Por Ira Franco

Las luces amarillas de la ciudad de Tánger arropan el andar de Eve, Tilda Swinton, quizás el rostro más elegante y enigmático que haya visto el cine en medio siglo. En su más reciente entrega, el director Jim Jarmusch se despega de ese rostro y esos gestos para hacer funcionar esta historia de amor vampírica en la que el tedio funciona como un extraño combustible.

Aunque al principio Sólo los amantes sobreviven (2013) puede parecer un mero ejercicio de estilo, la cinta enreda la cola con artificios jarmuscheanos que nos regalan lecturas más profundas: un iPhone blanco convive con una guitarra de principios de siglo XX, las ropas decimonónicas dejan ver gadgets análogos de los 80; la acumulación de objetos, libros, referentes culturales y nombres como pruebas del paso del tiempo para aquellos que no pueden envejecer.

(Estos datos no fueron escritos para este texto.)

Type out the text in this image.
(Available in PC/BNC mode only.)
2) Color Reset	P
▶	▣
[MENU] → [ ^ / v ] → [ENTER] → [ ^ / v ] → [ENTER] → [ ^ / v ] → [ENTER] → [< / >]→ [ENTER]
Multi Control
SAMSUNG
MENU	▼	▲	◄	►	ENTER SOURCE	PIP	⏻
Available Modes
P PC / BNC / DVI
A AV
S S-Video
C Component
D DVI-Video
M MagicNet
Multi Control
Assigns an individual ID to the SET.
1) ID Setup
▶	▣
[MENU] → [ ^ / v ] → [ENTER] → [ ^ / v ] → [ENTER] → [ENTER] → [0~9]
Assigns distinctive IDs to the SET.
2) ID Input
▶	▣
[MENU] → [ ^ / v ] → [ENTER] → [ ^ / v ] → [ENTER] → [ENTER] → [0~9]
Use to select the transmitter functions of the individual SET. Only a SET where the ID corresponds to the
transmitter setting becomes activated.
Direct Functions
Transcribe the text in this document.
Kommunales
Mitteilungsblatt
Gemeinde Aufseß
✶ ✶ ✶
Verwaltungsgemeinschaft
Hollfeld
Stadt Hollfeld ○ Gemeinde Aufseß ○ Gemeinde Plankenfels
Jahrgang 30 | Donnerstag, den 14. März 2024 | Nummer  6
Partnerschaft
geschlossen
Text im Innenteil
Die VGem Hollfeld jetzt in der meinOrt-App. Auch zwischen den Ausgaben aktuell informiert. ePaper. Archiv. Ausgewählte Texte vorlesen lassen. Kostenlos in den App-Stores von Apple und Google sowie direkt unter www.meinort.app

El goce de la música como una razón para vivir, quizá la única que no pierde su validez con el tiempo.

A pesar de los 20 años reales que los separan, Swinton hace una pareja chispeante con Tom Hiddleston quien interpreta a Adam, un músico embebido en un descontento existencial tomado de los libros de Byron y Shelley, con quienes, por cierto, solía tomar el té. Hay algo en la subsistencia tan controlada de estos dos vampiros (una palabra que nunca se menciona en la cinta) que los aleja de la vulgaridad huma- na y nos permite reconocernos entonces en lo intemporal: los libros, los desgarres de un violín, la vida en soledad.

Con el gusto exquisito en la música al que Jarmusch nos tiene acostumbrados, hay momentos realmente soberbios en la cinta, como ver a Tilda bailando o la lúcida reinvención de Christopher Marlowe como un viejo vampiro que toma una copa de sangre en Marruecos. Muchas otras referencias culturales están allí para los espectadores-lectores, pero rescato, ante todo, el uso de Detroit como segundo escenario y metáfora de aquel páramo que espera renacer. Si eres capaz de tolerar el tempo suave y silencioso de Jarmusch, ésta es una historia espectacular.